What is thy name?’ Truth, Knowledge and Fiction in Pat McGreals ‘I Paparazzi’

Auteur / Author: 
Henry KEAZOR (Chair of Art History, Saarland University, Allemagne)
Date: 
Tuesday, August 23, 2011 - 08:30
Local: 
R-R140

 

“Comic books are a wonderful medium. They can do anything”, graphic novel author David Rawson stated in the afterword of the first part of the “Chiaroscuro — The Private Lives of Leonardo da Vinci” — series in 1995. Rawson considered the series (written together with Pat McGreal) as a contribution to “helping further open the field of comic books to new possibilities”, and it was indeed his co-author Pat McGreal who, with his “I Paparazzi”-novel, published in 2001, also further explored such new possibilities. Already the question how this book can be addressed adequately shows that it transgresses accustomed boundaries: Its images are not drawn, painted or simply photographed, but made of digitally remastered and composed photographs, thus, it can’t be simply named a “comic book” without provoking misunderstandings. But this technical choice is not gratuitous since the plot of “I Paparazzi” deals with the discoveries the “paparazzo” Jake McGowran makes while h(a)unting a celebrity. “Every picture tells a story” is the motto of McGreal’s “Paparazzi”, and indeed the story eventually revolves around the questions of seeing, detecting, realizing and interpreting the visual data, and around what is real and what is fable, what is true and what is fiction.
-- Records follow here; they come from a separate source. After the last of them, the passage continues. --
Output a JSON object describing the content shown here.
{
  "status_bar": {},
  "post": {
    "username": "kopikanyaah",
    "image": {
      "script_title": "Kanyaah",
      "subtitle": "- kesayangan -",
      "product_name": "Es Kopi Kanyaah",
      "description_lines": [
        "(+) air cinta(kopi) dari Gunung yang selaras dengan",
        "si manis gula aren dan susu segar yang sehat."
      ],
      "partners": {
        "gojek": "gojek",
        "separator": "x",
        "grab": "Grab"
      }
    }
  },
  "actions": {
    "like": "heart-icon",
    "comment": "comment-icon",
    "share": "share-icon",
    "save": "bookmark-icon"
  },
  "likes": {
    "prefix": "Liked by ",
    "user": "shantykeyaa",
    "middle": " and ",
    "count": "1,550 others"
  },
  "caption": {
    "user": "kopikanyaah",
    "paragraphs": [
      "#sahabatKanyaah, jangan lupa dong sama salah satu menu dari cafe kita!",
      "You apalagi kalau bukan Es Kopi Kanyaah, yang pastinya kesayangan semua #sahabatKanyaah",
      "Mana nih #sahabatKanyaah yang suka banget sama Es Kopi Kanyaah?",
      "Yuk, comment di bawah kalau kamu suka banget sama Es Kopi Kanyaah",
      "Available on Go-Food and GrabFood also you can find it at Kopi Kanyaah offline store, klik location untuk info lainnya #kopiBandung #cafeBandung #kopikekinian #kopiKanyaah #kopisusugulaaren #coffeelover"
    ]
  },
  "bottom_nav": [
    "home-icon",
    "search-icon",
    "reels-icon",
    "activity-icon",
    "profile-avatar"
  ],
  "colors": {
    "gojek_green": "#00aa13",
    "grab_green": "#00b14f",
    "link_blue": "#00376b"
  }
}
Since these notions are raised via a visual narration based on digitally remastered photographs, the questions are not just tackled in the texts of the book (the comments of the narrator, McGowran himself, or the dialogues), but essentially also via the images: Thus, “the fiction (…) occurs as in the graphism as well as in the story”, and the images do not just (de)monstrate reality, but they rather challenge it, also by evoking and suggesting an intrigue behind it which McGowran in the end may be able to uncover with the help of his photographs. The story begins and ends with McGowran in his darkroom, waiting for the pictures to develop — but the story suggests that in the meantime he has gained knowledge about himself in any case, thus evoking an answer to the question with which the novel begins: “What is thy name?”